December 09, 2013 by Brad Garnett
2013 continues to be a year full of data breaches and compromised online accounts with no slowdown anticipated for the near future. Do you use Facebook, Google, LinkedIn, Twitter? Or use payroll provider ADP?
According to this article, security researchers discovered 1.6 million stolen website login credentials and roughly 300,000 e-mail credentials. Security researchers located many stolen credentials on a command and control server recently. So why is this important to you? First, people are creatures of habit and many people still use the same password for multiple accounts.
Social networking sites are easy targets and contain a wealth of information about people. Social networks can be easy, open, and free intelligence for cyber criminals. Have you ever received an e-mail that appeared to be legitimate from a “trusted” source, only to find out it was a phishing e-mail? Business owners, partners, & managers often are prime targets due to the wide range of regular business contacts. For example, FedEx, UPS, and Xerox are reputable names in business; however, they are easily used in phishing e-mail attacks to spread malware because recipients view these companies as a “trusted” source, which means easy “fishing” for attackers. If a phishing e-mail goes out to a thousand, one hundred-thousand, or a million e-mail recipients, and only one, one-hundred, hundreds, or even a thousand recipients open the malicious e-mail attachment, the phishing attack is successful because they now have your information and possibly stolen credentials. Now the attacker will go after your online persona, and target people in your social network. Gone are the days where a cyber criminal tries to steal your credit card number. Today, they are trying to see how many credit card accounts they can open up with your personal information. Your personal information is the most valuable, but also where you are the most vulnerable.

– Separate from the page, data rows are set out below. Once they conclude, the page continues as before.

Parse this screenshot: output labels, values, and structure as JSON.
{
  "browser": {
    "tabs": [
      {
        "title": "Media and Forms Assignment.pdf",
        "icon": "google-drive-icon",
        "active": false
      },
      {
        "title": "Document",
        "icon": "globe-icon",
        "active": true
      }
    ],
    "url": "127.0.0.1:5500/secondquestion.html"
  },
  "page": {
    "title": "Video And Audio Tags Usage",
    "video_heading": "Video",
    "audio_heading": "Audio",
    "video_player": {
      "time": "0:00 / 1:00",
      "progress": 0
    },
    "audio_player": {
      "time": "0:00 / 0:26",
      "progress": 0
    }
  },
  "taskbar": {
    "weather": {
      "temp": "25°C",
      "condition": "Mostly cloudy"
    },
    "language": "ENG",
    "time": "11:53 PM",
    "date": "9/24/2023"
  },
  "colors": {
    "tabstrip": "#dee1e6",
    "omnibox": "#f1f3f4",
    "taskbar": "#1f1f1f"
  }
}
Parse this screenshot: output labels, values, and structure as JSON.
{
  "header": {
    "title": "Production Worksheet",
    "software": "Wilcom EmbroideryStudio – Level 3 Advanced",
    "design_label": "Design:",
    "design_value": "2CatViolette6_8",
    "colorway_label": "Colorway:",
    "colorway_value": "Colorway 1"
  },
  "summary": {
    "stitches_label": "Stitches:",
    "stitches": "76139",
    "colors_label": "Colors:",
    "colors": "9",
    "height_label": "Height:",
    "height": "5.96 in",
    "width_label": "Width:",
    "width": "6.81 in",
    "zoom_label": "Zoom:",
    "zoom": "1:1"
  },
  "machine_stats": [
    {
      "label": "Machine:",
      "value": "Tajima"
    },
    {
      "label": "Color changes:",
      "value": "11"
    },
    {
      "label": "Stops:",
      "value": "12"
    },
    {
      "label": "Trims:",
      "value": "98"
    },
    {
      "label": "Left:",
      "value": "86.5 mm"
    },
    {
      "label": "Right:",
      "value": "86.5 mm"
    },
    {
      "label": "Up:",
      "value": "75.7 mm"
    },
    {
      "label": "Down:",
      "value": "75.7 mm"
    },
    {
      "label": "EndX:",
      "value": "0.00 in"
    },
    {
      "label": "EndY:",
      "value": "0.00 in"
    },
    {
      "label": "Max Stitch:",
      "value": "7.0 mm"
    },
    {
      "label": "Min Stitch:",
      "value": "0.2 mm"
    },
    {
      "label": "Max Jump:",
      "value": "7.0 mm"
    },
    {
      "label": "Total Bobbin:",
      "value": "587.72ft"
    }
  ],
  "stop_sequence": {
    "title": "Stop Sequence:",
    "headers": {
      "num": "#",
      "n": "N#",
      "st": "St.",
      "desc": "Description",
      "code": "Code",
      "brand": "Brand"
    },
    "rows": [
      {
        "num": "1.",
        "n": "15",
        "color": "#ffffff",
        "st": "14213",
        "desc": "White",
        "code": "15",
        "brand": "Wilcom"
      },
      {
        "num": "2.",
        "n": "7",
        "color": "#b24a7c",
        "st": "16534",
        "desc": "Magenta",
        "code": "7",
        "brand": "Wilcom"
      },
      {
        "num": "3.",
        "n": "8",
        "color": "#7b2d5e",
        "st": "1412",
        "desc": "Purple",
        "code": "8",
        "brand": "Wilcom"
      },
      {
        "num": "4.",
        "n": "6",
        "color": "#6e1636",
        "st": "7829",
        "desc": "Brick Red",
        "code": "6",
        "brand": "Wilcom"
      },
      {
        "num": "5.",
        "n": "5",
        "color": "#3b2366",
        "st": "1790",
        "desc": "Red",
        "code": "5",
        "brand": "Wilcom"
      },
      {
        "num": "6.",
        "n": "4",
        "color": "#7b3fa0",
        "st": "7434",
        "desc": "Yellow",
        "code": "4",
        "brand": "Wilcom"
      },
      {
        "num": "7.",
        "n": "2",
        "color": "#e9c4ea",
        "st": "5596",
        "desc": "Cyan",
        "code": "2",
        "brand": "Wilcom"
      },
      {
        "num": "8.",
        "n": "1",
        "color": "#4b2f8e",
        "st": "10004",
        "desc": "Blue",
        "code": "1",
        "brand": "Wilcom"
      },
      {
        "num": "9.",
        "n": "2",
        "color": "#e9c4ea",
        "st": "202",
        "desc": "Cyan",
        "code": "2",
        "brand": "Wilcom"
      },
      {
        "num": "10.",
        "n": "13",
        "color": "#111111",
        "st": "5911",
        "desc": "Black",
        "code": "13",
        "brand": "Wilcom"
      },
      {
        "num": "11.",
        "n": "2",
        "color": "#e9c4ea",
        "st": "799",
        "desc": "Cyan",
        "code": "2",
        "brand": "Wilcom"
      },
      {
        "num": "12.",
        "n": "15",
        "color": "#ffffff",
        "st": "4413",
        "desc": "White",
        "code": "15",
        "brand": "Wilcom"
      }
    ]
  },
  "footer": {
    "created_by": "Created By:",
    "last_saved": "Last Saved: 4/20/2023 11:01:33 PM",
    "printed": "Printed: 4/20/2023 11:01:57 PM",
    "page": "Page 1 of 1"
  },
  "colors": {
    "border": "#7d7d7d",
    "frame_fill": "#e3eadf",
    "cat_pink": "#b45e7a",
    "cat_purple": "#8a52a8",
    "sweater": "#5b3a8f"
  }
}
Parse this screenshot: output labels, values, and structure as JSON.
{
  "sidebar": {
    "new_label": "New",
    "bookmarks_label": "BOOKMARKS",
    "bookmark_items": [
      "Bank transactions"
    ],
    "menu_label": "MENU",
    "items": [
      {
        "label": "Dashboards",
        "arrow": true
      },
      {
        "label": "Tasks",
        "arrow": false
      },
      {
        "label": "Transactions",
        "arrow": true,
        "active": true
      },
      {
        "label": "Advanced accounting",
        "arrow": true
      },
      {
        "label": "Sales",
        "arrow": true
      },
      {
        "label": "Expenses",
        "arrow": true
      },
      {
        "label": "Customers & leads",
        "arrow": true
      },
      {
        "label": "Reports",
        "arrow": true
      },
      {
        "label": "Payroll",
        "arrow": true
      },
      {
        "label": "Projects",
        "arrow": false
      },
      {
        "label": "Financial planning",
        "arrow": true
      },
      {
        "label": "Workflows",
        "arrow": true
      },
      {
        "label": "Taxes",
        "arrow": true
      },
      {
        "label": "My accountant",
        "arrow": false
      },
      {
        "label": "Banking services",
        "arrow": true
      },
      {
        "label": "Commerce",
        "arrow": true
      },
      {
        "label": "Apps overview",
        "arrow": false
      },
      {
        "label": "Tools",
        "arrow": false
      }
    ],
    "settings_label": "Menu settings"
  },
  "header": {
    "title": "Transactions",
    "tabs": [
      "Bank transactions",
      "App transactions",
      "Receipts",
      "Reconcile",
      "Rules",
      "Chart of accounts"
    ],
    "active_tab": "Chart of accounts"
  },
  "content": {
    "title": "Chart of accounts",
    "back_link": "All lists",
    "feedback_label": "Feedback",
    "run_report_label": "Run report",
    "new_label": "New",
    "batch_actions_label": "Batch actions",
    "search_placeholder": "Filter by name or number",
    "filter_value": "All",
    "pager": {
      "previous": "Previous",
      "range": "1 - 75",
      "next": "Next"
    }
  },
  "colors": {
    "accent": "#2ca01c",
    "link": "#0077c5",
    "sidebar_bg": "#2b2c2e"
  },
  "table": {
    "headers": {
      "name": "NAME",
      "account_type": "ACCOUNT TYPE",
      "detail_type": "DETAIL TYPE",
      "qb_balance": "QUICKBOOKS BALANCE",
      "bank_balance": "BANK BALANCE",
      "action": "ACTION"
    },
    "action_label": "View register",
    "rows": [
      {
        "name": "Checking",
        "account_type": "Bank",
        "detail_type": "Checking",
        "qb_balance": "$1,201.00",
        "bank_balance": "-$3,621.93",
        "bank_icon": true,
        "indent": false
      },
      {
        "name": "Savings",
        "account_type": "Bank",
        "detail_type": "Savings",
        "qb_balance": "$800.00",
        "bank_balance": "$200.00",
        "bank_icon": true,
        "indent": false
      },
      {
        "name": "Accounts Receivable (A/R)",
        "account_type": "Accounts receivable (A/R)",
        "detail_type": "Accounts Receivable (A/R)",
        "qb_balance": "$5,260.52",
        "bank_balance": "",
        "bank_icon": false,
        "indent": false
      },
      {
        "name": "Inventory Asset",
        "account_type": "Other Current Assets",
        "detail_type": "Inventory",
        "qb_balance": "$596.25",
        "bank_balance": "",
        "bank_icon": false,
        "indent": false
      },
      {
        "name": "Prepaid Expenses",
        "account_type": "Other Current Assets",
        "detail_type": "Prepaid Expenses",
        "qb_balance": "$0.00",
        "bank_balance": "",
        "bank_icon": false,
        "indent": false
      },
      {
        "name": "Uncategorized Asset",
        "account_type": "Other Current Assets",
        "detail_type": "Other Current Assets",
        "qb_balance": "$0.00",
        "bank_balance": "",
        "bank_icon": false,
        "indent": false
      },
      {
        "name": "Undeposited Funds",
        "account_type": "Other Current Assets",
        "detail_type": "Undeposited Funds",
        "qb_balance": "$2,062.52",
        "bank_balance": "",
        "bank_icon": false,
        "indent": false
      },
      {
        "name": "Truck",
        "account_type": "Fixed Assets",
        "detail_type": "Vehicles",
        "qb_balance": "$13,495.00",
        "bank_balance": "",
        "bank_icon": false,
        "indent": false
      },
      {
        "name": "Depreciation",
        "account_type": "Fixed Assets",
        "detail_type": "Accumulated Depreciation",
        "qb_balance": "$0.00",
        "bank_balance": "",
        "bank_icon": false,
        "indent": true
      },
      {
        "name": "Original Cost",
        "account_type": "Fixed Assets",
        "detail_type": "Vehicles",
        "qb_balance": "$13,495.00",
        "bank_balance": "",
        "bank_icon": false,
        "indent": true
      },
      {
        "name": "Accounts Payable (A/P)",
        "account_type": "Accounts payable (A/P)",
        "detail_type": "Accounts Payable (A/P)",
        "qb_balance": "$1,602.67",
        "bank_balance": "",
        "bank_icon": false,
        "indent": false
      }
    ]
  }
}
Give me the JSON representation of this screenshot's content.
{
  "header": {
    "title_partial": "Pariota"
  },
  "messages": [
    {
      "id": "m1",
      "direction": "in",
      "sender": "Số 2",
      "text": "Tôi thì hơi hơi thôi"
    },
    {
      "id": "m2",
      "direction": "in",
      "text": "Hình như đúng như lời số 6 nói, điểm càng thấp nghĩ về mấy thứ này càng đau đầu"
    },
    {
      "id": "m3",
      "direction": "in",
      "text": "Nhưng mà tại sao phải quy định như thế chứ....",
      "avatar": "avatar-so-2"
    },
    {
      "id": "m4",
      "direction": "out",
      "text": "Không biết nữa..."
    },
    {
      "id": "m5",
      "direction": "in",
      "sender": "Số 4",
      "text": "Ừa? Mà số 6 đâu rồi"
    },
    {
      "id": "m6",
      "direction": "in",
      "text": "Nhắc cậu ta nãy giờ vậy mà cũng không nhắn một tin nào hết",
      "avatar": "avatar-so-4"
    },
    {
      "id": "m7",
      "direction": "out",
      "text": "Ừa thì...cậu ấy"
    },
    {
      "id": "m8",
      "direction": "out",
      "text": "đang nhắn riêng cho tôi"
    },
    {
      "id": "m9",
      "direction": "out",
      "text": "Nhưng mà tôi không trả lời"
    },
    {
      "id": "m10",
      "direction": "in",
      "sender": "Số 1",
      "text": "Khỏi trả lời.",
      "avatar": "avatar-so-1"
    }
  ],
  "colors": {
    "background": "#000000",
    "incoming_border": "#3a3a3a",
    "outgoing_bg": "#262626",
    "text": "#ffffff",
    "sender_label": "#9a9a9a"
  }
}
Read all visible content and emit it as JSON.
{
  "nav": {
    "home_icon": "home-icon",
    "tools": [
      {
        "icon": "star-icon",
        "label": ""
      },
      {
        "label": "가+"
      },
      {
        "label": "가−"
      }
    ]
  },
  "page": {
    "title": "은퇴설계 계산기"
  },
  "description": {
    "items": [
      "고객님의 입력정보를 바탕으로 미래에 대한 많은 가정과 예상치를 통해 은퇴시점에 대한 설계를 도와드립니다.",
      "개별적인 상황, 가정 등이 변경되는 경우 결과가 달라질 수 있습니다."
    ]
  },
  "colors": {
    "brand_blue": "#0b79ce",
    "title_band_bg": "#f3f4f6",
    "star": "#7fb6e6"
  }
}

So, what can you do? Use different, complex passwords for EACH e-mail account, social network, banking account, and other important accounts you utilize. Use different e-mail addresses and security questions/answers when setting up your account. If two-factor authentication is offered by the website, use it, and use it now! Complete an inventory of what accounts you utilize and have different e-mail addresses and passwords associated with each online account. Use password generators and a password manager to aid you in creating and securely storing your passwords. Protecting your online identity is your responsibility. Remember, if you use these FREE social networking sites, you are the product, and do not become a customer unless you are paying for a service. This is something to keep in mind, while pursuing that equal balance between online privacy and online security.
Brad Garnett, CCE®, GCFA is a Digital Forensic Consultant with Kemper Technology Consulting, a division of Kemper CPA Group LLP. Prior to joining the Kemper team, Garnett spent the last decade in law enforcement, where he specialized in digital forensics. If you have a situation where forensic technology is needed to help you find an answer or make a tough business decision, please contact Brad at 812-421-8000.
Kemper CPA Group LLP publications should not be construed as legal advice or legal opinion on any specific facts or circumstances. The content is intended for general informational purposes only. You are urged to consult your own advisor on any specific legal questions concerning your situation.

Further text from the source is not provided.